La Legge di Bilancio 2026 ha modificato anche il modo in cui si calcola l’Isee e, fra le varie novità, c’è anche il fatto che le prime case non rientreranno più nel computo. Il fine è fare in modo che l’accesso ai contributi sociali sia più realistico ed equo.
Tuttavia, questo provvedimento vale per gli immobili con un valore catastale che non superi i 91.500 euro. Un cambiamento che aumenta di quasi il doppio l’attuale limite di 52 mila euro. Si tratta di una scelta che avrà delle ripercussioni sui requisiti di alcune agevolazioni. Fra questi ci sono il bonus nido, l’Assegno Unico e Universale per i figli, quello di Inclusione, per la Formazione e il Lavoro e il bonus per i nuovi nati.

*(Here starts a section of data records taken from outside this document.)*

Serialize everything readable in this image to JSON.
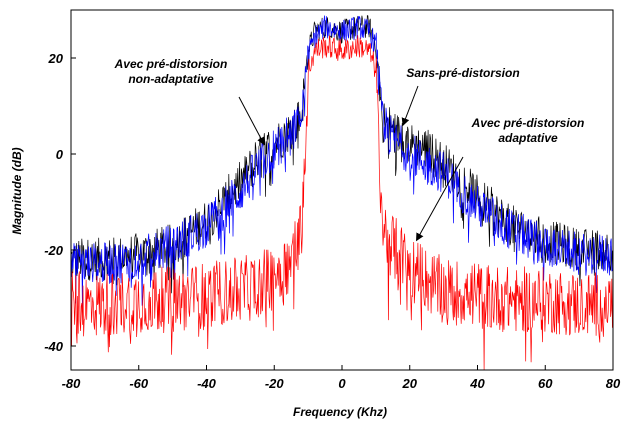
{
  "chart_data": {
    "type": "line",
    "xlabel": "Frequency (Khz)",
    "ylabel": "Magnitude (dB)",
    "xlim": [
      -80,
      80
    ],
    "ylim": [
      -45,
      30
    ],
    "xticks": [
      -80,
      -60,
      -40,
      -20,
      0,
      20,
      40,
      60,
      80
    ],
    "yticks": [
      -40,
      -20,
      0,
      20
    ],
    "grid": false,
    "series": [
      {
        "name": "Sans-pré-distorsion",
        "color": "#000000",
        "x": [
          -80,
          -70,
          -60,
          -50,
          -40,
          -30,
          -25,
          -20,
          -15,
          -12,
          -10,
          -8,
          -5,
          0,
          5,
          8,
          10,
          12,
          15,
          20,
          25,
          30,
          40,
          50,
          60,
          70,
          80
        ],
        "values": [
          -21,
          -21,
          -20,
          -18,
          -13,
          -5,
          0,
          3,
          6,
          9,
          22,
          26,
          27,
          26,
          27,
          27,
          24,
          8,
          6,
          3,
          2,
          -1,
          -8,
          -14,
          -17,
          -19,
          -19
        ]
      },
      {
        "name": "Avec pré-distorsion non-adaptative",
        "color": "#0000ff",
        "x": [
          -80,
          -70,
          -60,
          -50,
          -40,
          -30,
          -25,
          -20,
          -15,
          -12,
          -10,
          -8,
          -5,
          0,
          5,
          8,
          10,
          12,
          15,
          20,
          25,
          30,
          40,
          50,
          60,
          70,
          80
        ],
        "values": [
          -22,
          -22,
          -21,
          -18,
          -14,
          -7,
          -2,
          2,
          5,
          8,
          21,
          25,
          27,
          26,
          27,
          26,
          23,
          7,
          4,
          1,
          -1,
          -3,
          -10,
          -15,
          -18,
          -20,
          -20
        ]
      },
      {
        "name": "Avec pré-distorsion adaptative",
        "color": "#ff0000",
        "x": [
          -80,
          -70,
          -60,
          -50,
          -40,
          -30,
          -25,
          -20,
          -15,
          -12,
          -10,
          -8,
          -5,
          0,
          5,
          8,
          10,
          12,
          15,
          20,
          25,
          30,
          40,
          50,
          60,
          70,
          80
        ],
        "values": [
          -30,
          -30,
          -29,
          -29,
          -28,
          -27,
          -26,
          -24,
          -21,
          -14,
          18,
          22,
          23,
          22,
          23,
          22,
          18,
          -14,
          -18,
          -22,
          -25,
          -27,
          -28,
          -29,
          -29,
          -30,
          -30
        ]
      }
    ],
    "annotations": [
      {
        "lines": [
          "Avec pré-distorsion",
          "non-adaptative"
        ],
        "target_x": -23,
        "target_y": 2
      },
      {
        "lines": [
          "Sans-pré-distorsion"
        ],
        "target_x": 18,
        "target_y": 6
      },
      {
        "lines": [
          "Avec pré-distorsion",
          "adaptative"
        ],
        "target_x": 22,
        "target_y": -18
      }
    ]
  }
}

Tutte le novità della Manovra che riguardano l’Isee
L’innalzamento della soglia interessa soprattutto gli immobili delle aree periferiche e dei piccoli centri urbani, in cui spesso vivono famiglie di fascia medio-bassa. La Manovra 2026 prevede anche che la soglia del valore catastale possa salire di 2.500 euro per ciascun figlio convivente oltre il primo. È stata fatta anche una revisione della scala delle maggiorazioni per le famiglie numerose: 0,1 per nuclei con due figli; 0,25 per tre; 0,40 per quattro; 0,55 per almeno cinque figli.
Così l’indicatore Isee, che già non considera investimenti in Btp o altri titoli di Stato, dovrebbe essere più in linea con la reale situazione economica degli italiani. Il numero di famiglie che possono beneficiare dei bonus, in questo modo, dovrebbe aumentare.

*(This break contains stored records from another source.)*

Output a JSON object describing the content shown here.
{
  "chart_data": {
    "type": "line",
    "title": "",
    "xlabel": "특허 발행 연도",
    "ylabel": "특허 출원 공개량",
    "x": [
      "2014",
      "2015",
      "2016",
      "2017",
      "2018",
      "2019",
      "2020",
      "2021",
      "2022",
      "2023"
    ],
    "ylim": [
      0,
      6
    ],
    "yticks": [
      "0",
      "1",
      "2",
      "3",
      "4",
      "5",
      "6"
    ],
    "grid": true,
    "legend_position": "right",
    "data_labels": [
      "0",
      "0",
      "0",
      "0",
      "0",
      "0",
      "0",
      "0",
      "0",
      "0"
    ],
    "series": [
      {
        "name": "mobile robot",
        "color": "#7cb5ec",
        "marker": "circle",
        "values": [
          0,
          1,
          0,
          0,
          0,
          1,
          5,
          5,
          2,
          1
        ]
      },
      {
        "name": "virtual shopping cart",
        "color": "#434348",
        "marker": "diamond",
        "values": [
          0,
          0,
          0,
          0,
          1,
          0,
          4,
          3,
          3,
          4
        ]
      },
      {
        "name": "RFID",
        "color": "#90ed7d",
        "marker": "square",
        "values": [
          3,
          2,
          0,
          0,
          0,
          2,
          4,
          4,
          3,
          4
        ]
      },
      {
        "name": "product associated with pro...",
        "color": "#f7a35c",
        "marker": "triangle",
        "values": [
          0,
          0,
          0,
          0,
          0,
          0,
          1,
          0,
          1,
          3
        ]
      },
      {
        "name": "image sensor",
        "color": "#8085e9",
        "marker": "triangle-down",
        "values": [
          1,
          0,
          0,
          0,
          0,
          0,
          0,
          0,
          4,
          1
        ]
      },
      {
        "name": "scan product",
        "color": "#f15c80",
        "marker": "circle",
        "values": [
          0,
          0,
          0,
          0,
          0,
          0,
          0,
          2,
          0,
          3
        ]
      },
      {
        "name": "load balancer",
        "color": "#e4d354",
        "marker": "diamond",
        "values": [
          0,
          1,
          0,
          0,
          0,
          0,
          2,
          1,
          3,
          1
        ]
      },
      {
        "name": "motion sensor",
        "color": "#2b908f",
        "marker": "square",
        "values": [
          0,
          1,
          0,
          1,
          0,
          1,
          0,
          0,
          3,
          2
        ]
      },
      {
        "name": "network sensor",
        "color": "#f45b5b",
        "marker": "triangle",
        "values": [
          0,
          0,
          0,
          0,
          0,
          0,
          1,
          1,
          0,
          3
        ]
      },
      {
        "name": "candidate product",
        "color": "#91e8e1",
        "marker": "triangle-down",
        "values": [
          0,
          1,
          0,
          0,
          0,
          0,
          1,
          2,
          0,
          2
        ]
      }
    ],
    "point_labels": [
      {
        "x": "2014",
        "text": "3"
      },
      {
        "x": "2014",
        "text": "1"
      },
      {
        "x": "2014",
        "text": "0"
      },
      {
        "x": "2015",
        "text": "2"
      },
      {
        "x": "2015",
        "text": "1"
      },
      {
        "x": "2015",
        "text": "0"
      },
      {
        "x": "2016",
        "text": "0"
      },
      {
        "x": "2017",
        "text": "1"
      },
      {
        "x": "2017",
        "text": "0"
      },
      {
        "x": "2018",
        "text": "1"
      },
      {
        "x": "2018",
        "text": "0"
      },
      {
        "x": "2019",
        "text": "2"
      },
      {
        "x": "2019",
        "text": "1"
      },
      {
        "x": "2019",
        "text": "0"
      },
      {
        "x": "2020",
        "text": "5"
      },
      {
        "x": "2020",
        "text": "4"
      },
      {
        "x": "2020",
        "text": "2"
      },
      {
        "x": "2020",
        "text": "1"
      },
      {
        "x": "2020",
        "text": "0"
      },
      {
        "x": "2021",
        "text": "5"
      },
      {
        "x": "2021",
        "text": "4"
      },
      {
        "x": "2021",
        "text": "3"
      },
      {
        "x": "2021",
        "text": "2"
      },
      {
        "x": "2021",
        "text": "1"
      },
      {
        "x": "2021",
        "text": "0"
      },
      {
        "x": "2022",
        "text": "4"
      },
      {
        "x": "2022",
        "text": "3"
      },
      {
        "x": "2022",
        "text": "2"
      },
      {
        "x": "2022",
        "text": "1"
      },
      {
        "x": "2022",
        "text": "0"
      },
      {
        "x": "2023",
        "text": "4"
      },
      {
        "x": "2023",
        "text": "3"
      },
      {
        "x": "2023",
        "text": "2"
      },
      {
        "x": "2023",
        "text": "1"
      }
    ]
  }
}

L’obiettivo del Governo Meloni
Il tetto di 91.500 euro mira a bilanciare le esigenze di sostenibilità del bilancio con la tutela di specifiche categorie di famiglie. Il valore catastale, utilizzato come riferimento fiscale per imposte come l’Imu o per i trasferimenti immobiliari, differisce dal prezzo di mercato. Il primo considera metratura, ubicazione e anno di costruzione, mentre il secondo può risultare tre o quattro volte più elevato e cambiare in base all’andamento del mercato immobiliare.

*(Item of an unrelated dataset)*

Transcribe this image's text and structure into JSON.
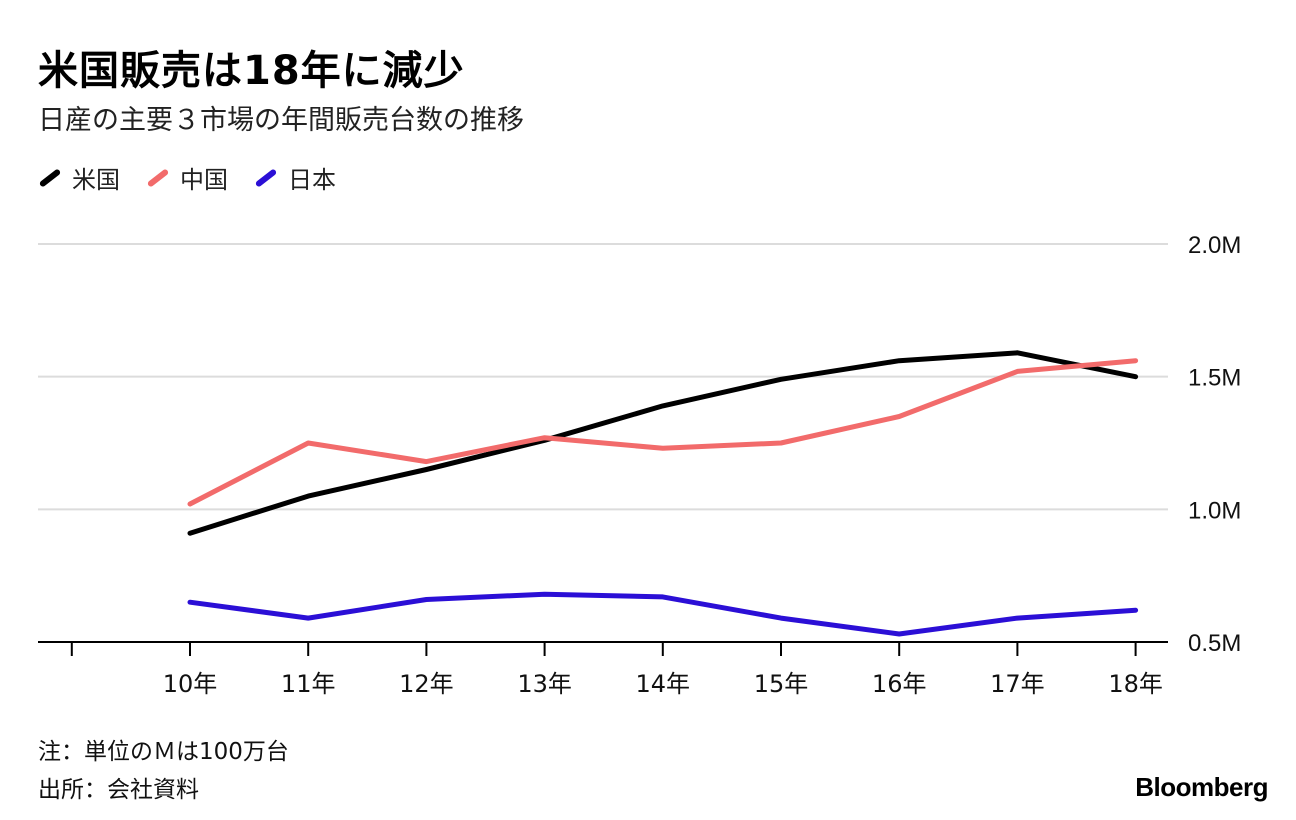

Rispetto alla revisione dell’Isee si ipotizza, non solo di escludere le prime case e di rendere indicizzabile la soglia catastale prevista per l’esclusione della casa di abitazione, ma anche di estendere questa franchigia ad altri elementi del calcolo dell’indicatore. È possibile poi che ci saranno limiti di reddito diversi per differenziare i beneficiari. Si vogliono preservare i risparmi stabili, evitando vantaggi esagerati per i possessori di patrimoni elevati.